By Brian Graves, Staff Writer
Monday, February 4, 2013 —
Stanly County is working toward improving the communications system used by county and emergency personnel.
That was a major subject discussed during a county liaison meeting which brought together leaders of the county and some of the leaders of the county’s municipalities.
County Commission Chairman Gene McIntyre said there has been conversations with Rowan County seeking the best way to improve the ability to communicate.
“We’ve been trying to get what the cost is and what the benefits and limitations are, but we’ve got to upgrade the system,” McIntyre said.
“We hear everyday about someone out on the road and they can’t make contact.”
He said Rowan County had done a good job in establishing its system and it will be important to not only have reliable communications within the county, but with neighboring counties as well.
“This is important because Locust, Richfield and Misenheimer fire departments do a lot of service outside of the county and sometimes they can’t communicate back and forth and it’s important they be able to do that,” McIntyre said.
There are also being surveys done of the county’s communication towers as part of the effort to determine exactly how officials will be able to make the needed improvements.
McIntyre said the communications system is one of the items the commission will discuss when it holds its annual retreat Feb. 22 at the Stanly County Airport.
Each of the city leaders gave a brief report about their town and the subjects they are facing.
New London Mayor Calvin Gaddy said his town is “real quiet and going well.”
He noted the city has done a good job of “staying in the black” and saving money every year.
Gaddy also wanted to invite everyone to visit the town museum which is open on Sundays from 2-4 p.m.

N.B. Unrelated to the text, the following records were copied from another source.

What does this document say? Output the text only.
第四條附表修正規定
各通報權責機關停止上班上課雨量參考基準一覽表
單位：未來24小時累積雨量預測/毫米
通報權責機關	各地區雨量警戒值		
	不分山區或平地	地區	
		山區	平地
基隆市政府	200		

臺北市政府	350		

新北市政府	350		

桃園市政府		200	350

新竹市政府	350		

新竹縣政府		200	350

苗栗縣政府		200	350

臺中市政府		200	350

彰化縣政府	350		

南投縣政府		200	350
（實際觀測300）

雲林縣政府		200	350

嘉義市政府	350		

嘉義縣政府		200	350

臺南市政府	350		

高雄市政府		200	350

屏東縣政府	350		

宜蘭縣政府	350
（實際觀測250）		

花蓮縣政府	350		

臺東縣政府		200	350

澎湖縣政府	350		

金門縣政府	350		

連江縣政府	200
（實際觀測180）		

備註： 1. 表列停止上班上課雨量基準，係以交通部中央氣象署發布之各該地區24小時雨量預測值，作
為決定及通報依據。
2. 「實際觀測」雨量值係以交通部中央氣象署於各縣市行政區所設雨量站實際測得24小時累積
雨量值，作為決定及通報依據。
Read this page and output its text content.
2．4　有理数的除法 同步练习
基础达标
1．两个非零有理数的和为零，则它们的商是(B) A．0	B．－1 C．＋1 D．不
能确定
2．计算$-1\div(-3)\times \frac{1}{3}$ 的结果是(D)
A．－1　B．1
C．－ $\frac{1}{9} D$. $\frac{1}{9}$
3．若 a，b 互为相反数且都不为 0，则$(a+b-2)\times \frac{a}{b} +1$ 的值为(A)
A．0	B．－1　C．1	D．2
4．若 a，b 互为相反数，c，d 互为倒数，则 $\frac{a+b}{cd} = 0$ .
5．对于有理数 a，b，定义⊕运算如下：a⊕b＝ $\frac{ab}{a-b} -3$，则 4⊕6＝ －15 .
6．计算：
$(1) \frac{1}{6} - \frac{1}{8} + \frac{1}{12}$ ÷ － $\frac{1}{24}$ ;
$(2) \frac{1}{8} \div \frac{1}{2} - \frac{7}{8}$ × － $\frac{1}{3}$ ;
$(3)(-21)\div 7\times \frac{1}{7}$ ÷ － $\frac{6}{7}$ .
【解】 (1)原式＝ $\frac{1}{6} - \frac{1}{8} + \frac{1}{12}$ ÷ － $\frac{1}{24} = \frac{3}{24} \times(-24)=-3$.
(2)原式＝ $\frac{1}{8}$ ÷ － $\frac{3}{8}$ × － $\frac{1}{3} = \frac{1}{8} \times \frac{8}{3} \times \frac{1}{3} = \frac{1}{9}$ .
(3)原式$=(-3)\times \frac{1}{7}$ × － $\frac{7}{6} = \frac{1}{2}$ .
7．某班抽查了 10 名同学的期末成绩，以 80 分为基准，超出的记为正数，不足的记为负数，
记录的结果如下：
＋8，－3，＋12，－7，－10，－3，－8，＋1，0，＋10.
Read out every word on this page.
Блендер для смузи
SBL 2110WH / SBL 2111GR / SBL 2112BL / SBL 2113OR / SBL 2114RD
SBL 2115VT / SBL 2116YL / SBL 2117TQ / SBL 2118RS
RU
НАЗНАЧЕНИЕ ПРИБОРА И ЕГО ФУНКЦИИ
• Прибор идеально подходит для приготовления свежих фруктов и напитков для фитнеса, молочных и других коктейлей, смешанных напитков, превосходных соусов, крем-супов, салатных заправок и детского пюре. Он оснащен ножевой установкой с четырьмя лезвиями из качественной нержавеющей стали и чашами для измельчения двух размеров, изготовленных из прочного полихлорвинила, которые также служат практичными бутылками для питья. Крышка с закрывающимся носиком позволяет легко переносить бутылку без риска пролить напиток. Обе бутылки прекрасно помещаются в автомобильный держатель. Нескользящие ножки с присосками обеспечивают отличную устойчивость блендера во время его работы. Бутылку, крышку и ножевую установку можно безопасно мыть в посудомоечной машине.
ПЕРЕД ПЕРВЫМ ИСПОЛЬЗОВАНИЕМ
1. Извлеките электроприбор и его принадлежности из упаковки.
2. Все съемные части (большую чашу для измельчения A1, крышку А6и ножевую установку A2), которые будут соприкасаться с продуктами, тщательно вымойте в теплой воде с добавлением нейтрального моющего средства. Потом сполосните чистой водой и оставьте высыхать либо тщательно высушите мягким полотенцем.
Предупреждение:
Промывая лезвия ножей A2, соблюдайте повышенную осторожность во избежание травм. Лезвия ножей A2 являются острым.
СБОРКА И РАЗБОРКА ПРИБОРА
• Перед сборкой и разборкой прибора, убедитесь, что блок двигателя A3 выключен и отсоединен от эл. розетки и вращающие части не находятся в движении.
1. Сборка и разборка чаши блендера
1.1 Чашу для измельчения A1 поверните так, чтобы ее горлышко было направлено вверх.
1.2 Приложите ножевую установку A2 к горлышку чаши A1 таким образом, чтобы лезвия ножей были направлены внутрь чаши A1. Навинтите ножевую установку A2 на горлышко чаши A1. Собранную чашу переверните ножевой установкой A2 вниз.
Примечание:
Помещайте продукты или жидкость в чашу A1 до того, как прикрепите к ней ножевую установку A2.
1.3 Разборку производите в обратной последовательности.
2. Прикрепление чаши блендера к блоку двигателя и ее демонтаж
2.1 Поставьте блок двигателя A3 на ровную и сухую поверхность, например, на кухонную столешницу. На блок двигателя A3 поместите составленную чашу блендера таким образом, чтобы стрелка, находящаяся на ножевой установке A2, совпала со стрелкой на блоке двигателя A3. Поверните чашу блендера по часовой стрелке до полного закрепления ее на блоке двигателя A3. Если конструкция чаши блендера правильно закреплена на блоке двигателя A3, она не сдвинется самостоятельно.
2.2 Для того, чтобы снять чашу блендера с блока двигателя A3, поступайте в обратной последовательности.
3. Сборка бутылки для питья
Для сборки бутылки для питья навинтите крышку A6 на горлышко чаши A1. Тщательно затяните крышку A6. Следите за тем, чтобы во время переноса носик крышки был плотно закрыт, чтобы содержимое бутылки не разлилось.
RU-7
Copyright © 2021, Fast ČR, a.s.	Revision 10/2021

Albemarle Mayor Whit Whitley reported the town was 95 percent complete on renovating the sewer treatment plant and bringing it up to Occupational and Health Administration (OSHA) and the Department of Environment and Natural Resources (DENR) standards.
The mayor recalled when the plant was originally constructed the cost was $1 million. The renovation costs are topping $5 million.
Albemarle received a $1 million matching grant from the Rural Center and a $3 million loan from the state.
“It’s amazing what sewer treatment costs,” Whitley said.
“It’s an expensive proposition.”
He also mentioned the $900,000 renovation and upgrading construction ongoing at the Living Center.
“It’s been a long process, four years at least,” Whitley said.
The mayor also described the recent water leak on U.S. 52 in front of Delco Plaza.
He described how the joints in the water lines had been originally put together when the highway was two lanes.
“When it became four lanes, I’m sure the city did not have the money to replace that line to get it out from under the highway,” Whitley said.
“As a result, the truck traffic and the vibration it puts on that line causes the joint to become loose. Now, about every year we have a blow out.”
Whitley said fixing those leaks are “no small thing,” having used 80 tons of asphalt at $60 per ton, then having to cut the concrete.
“You are probably talking $20,000 to $25,000 blow out. It was pretty massive,” Whitley said.
“All those who worked on it should get some kind of medal having had to work all night to get it repaired.”
Locust Mayor Scott Huber introduced himself, as he was attending his first liaison meeting.
“I admire what you all do, especially under some of the circumstances you do,” Huber told his counterparts.
City Administrator Tim Fesperman noted some of the water and power problems Locust has dealt with recently and said it shows how the the county’s governments are interdependent on each other.
“It shows how much everybody depends on everybody in this room and other rooms in government to try to make sure all this stuff work and there’s no way to make everything work all the time,” Fesperman said.
“In Locust, we know we have to work with everybody and have an atmosphere that we depend on a lot of folks. It’s important for us. We have to give back and be in that mode.”
He also noted that even with the changes in government leadership over the pat few months, “we haven’t missed a beat and continue to move forward.”
“Our goal is to be as compatible as we can be with our systems and to work with everybody to make sure we keep an attractive place to live,” Fesperman said.
Red Cross Mayor Larry Smith reported “not much” in his “neat little community.”
“We’re trying to get a road into the town hall finished by this spring,” Smith said.
He said the town had also saved taxpayers $7,600 by paying off the debt on property the town had purchased.
Misenheimer Mayor Michael Riemann said the village is redoing zoning and land use plans.
“We’re trying to take a good long look at that because we want to maintain our quaint atmosphere and still develop new revenues,” Riemann said.
He said there are also conversations about partnering with the county on sewer works.
“We have a nice surplus, but small communities our size that provide their own utilities really struggle and we don’t want to put ourselves in that kind of bind,” Riemann said.